He never saw me, and though I didn’t think that was remarkable at the time, I find it slightly amazing today. When he was out of sight, I noticed my heart was beating faster and heavier than normal, and there was a film of sweat on my brow that hadn’t been there moments before. I didn’t know it then, but it was a feeling I was to have many, many times in the years to come. I don’t remember whether I killed any squirrels that afternoon or not. But I remember that gobbler, and I can summon him back to thrill me again by just closing my eyes.

Another thing I didn’t know at the time was that seeing a turkey in that part of the Ozarks in those days was a rare occurrence. The habitat was there, but the birds mostly weren’t. Today, that’s changed and northwest Arkansas has come into its own as a turkey-hunting region. While the overall turkey population and the spring harvest has been down the past few years, as it has been elsewhere in the state, there’s still some fine turkey hunting to be had in northwest Arkansas. Here’s a run-down.

WHITE ROCK WMA
At slightly more than 280,000 acres, White Rock Wildlife Management Area is the largest WMA in the state, and it contains some of the most remote and hard-to-reach country in northwest Arkansas. The land is owned by the U.S. Forest Service and is managed cooperatively by the Forest Service and the Arkansas Game and Fish Commission. White Rock has land in five counties: Crawford, Franklin, Johnson, Madison, and Washington. It is bisected north-to-south by Highway 23 -- The Pig Trail -- and gravel Forest Service roads branch off the highway in both directions, giving access to the interior. There’s also a fairly good network of 4WD and ATV roads branching off the Forest Service roads.

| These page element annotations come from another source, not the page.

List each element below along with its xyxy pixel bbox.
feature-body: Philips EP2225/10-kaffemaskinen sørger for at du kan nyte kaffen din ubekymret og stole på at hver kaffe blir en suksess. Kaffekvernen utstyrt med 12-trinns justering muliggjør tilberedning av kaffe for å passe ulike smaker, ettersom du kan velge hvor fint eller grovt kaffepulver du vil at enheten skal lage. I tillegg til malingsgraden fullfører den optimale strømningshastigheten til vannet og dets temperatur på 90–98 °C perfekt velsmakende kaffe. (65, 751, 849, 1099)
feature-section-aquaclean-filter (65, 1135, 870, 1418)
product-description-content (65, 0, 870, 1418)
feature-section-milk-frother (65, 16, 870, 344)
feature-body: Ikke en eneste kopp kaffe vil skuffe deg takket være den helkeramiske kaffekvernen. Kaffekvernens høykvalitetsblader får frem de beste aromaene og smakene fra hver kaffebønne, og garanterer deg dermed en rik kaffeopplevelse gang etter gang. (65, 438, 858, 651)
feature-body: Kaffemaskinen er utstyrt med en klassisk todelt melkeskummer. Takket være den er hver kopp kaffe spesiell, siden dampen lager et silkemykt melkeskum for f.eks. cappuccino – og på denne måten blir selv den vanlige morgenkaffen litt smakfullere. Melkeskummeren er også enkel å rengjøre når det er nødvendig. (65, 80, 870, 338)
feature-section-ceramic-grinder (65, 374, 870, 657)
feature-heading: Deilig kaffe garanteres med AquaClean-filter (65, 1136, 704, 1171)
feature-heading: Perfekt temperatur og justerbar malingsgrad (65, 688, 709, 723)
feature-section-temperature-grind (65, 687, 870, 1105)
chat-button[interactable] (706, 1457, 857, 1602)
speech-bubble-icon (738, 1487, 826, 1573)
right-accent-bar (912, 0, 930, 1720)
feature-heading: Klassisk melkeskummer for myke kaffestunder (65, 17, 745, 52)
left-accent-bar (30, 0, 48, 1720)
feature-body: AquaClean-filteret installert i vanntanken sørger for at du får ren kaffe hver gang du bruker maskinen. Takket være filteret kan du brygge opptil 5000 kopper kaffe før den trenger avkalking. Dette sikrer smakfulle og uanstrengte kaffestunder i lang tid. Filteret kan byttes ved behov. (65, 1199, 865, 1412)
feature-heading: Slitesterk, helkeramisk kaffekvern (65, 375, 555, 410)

Current regulations allow vehicles to use many of these rough secondary trails, and many hunters take advantage of them to penetrate farther from the main roads. But still, a turkey hunter must go to where his bird is gobbling, and White Rock turkeys, like their kinfolk elsewhere, are mostly found away from the roads. And the going can get tough in a hurry. Most of White Rock WMA is not the kind of terrain to be tackled by the seriously out-of-shape.

Which, of course, is one of the reasons it has a good turkey population. Hunters willing and able to invest the energy to get off the beaten path will usually find the effort worthwhile. Hunting pressure in some of the deep valleys and steep mountain slopes is as light as you’ll find on any public land this side of the Rockies.